Florida is the third most populous state in the US, surpassing New York with over 21.9 million people.
Among Zippia’s list of 100 largest Florida companies in 2021, Publix is the largest employer, followed by the Darden Restaurants group, Jabil, and others like Bloomin’ Brands, Royal Caribbean Cruises, and Tyco Integrated Security.
Many startup businesses make Florida their home. According to the Blueprint, Florida is #3 on the list of top 10 states for new business startups in 2021. Inc. Magazine also reported that entrepreneurs have been swarming to the Sunshine State because it’s easy to start an LLC in Florida. Currently, Florida is ranked 17 out of 50 for its overall pro-business environment.
The three most common Florida business structure options are an LLC, a Corporation, or a Doing Business As or DBA (also known as a Fictitious Firm Name or Trade Name). Click here to learn more about these business structures.
The popular Limited Liability Company is formed as a separate entity, which provides limited liability protection to the owners, or members. A Florida LLC pays less in taxes and is less formal to maintain than a corporation, and you only need one member, so it’s the business structure of choice for many startups.
The Corporation, or Corp, is also formed as a separate entity and offers the owner or owners liability protection. Instead of being owned and managed by members, the Corporation is run by shareholders, directors, and officers.

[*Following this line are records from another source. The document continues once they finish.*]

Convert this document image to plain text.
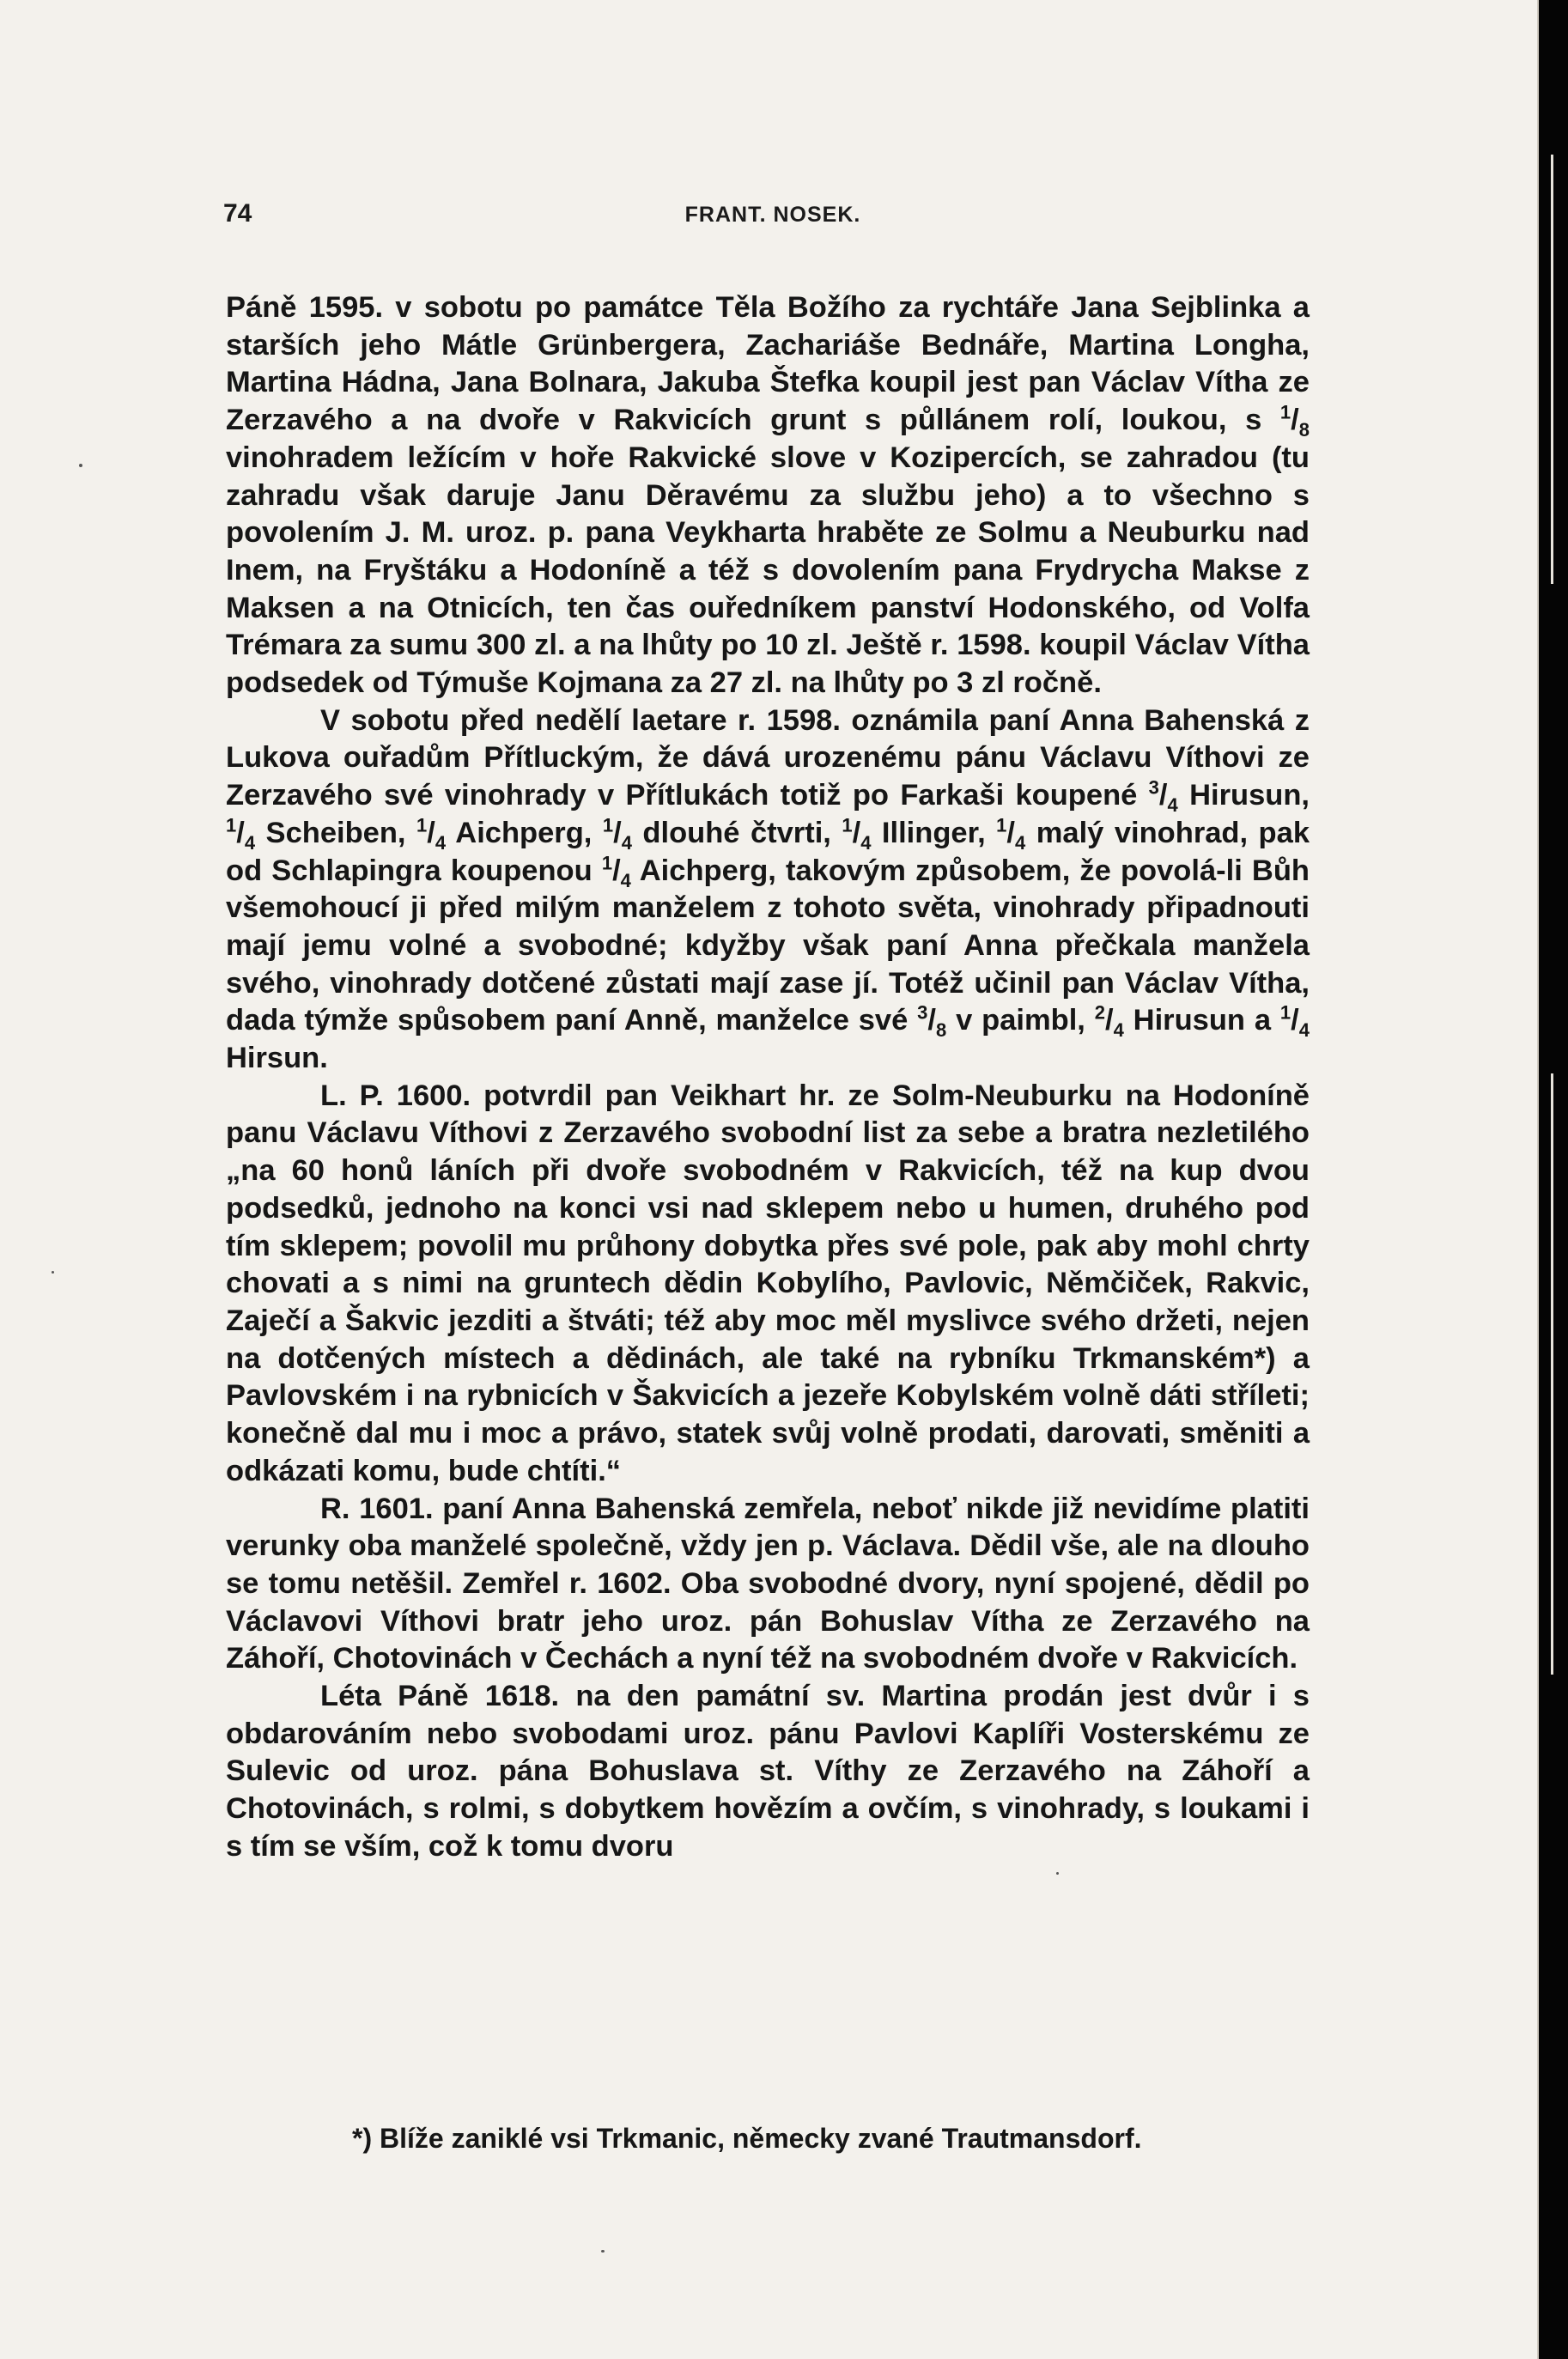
74	FRANT. NOSEK.

Páně 1595. v sobotu po památce Těla Božího za rychtáře Jana Sejblinka a starších jeho Mátle Grünbergera, Zachariáše Bednáře, Martina Longha, Martina Hádna, Jana Bolnara, Jakuba Štefka koupil jest pan Václav Vítha ze Zerzavého a na dvoře v Rakvicích grunt s půllánem rolí, loukou, s $^1/_8$ vinohradem ležícím v hoře Rakvické slove v Kozipercích, se zahradou (tu zahradu však daruje Janu Děravému za službu jeho) a to všechno s povolením J. M. uroz. p. pana Veykharta hraběte ze Solmu a Neuburku nad Inem, na Fryštáku a Hodoníně a též s dovolením pana Frydrycha Makse z Maksen a na Otnicích, ten čas ouředníkem panství Hodonského, od Volfa Trémara za sumu 300 zl. a na lhůty po 10 zl. Ještě r. 1598. koupil Václav Vítha podsedek od Týmuše Kojmana za 27 zl. na lhůty po 3 zl ročně.

V sobotu před nedělí laetare r. 1598. oznámila paní Anna Bahenská z Lukova ouřadům Přítluckým, že dává urozenému pánu Václavu Víthovi ze Zerzavého své vinohrady v Přítlukách totiž po Farkaši koupené $^3/_4$ Hirusun, $^1/_4$ Scheiben, $^1/_4$ Aichperg, $^1/_4$ dlouhé čtvrti, $^1/_4$ Illinger, $^1/_4$ malý vinohrad, pak od Schlapingra koupenou $^1/_4$ Aichperg, takovým způsobem, že povolá-li Bůh všemohoucí ji před milým manželem z tohoto světa, vinohrady připadnouti mají jemu volné a svobodné; kdyžby však paní Anna přečkala manžela svého, vinohrady dotčené zůstati mají zase jí. Totéž učinil pan Václav Vítha, dada týmže spůsobem paní Anně, manželce své $^3/_8$ v paimbl, $^2/_4$ Hirusun a $^1/_4$ Hirsun.

L. P. 1600. potvrdil pan Veikhart hr. ze Solm-Neuburku na Hodoníně panu Václavu Víthovi z Zerzavého svobodní list za sebe a bratra nezletilého „na 60 honů láních při dvoře svobodném v Rakvicích, též na kup dvou podsedků, jednoho na konci vsi nad sklepem nebo u humen, druhého pod tím sklepem; povolil mu průhony dobytka přes své pole, pak aby mohl chrty chovati a s nimi na gruntech dědin Kobylího, Pavlovic, Němčiček, Rakvic, Zaječí a Šakvic jezditi a štváti; též aby moc měl myslivce svého držeti, nejen na dotčených místech a dědinách, ale také na rybníku Trkmanském*) a Pavlovském i na rybnicích v Šakvicích a jezeře Kobylském volně dáti stříleti; konečně dal mu i moc a právo, statek svůj volně prodati, darovati, směniti a odkázati komu, bude chtíti.“

R. 1601. paní Anna Bahenská zemřela, neboť nikde již nevidíme platiti verunky oba manželé společně, vždy jen p. Václava. Dědil vše, ale na dlouho se tomu netěšil. Zemřel r. 1602. Oba svobodné dvory, nyní spojené, dědil po Václavovi Víthovi bratr jeho uroz. pán Bohuslav Vítha ze Zerzavého na Záhoří, Chotovinách v Čechách a nyní též na svobodném dvoře v Rakvicích.

Léta Páně 1618. na den památní sv. Martina prodán jest dvůr i s obdarováním nebo svobodami uroz. pánu Pavlovi Kaplíři Vosterskému ze Sulevic od uroz. pána Bohuslava st. Víthy ze Zerzavého na Záhoří a Chotovinách, s rolmi, s dobytkem hovězím a ovčím, s vinohrady, s loukami i s tím se vším, což k tomu dvoru

*) Blíže zaniklé vsi Trkmanic, německy zvané Trautmansdorf.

An S-Corporation means it carries the IRS Small Business designation which is more favorable for taxation. C-Corporations are usually formed by companies that intend to go public or have more than 100 shareholders. C-Corps are taxed twice, at the corporate and shareholder levels.
Corporations are more complex than LLCs and DBAs, but they are the ideal business structure for for-profit companies. Some professions require you to form a “Professional Corporation” or PC (doctors, lawyers, architects, etc.). Here is a complete list of professions that are regulated in the state of Florida.

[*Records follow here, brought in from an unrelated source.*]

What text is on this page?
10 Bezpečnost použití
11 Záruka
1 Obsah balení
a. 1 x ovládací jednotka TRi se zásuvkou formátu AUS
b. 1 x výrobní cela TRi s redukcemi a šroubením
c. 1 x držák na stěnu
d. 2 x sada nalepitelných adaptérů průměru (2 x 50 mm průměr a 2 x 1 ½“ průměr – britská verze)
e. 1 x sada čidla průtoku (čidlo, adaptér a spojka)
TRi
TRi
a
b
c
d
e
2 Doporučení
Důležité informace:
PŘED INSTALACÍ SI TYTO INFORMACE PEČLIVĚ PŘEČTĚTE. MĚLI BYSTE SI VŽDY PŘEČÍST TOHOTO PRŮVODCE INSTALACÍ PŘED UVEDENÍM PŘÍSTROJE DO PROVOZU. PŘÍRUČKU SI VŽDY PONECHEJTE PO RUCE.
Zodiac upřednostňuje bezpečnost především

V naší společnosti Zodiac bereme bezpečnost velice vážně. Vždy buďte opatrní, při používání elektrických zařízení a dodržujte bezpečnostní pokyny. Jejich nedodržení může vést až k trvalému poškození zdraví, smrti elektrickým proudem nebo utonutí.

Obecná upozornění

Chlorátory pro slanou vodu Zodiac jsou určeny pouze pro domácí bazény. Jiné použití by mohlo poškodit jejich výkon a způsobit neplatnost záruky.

A Doing Business As or Fictitious Name is often used as a simplified operating name, or to set a business apart from others with similar names. Florida Fictitious Names are also used to manage multiple businesses under one LLC or Corporation.
Example: Florida Auctions LLC could register a Fictitious Name like Orlando Auction House for its Orlando-based warehouse and Miami Auction House for another warehouse without having to form two separate LLCs or Corporations.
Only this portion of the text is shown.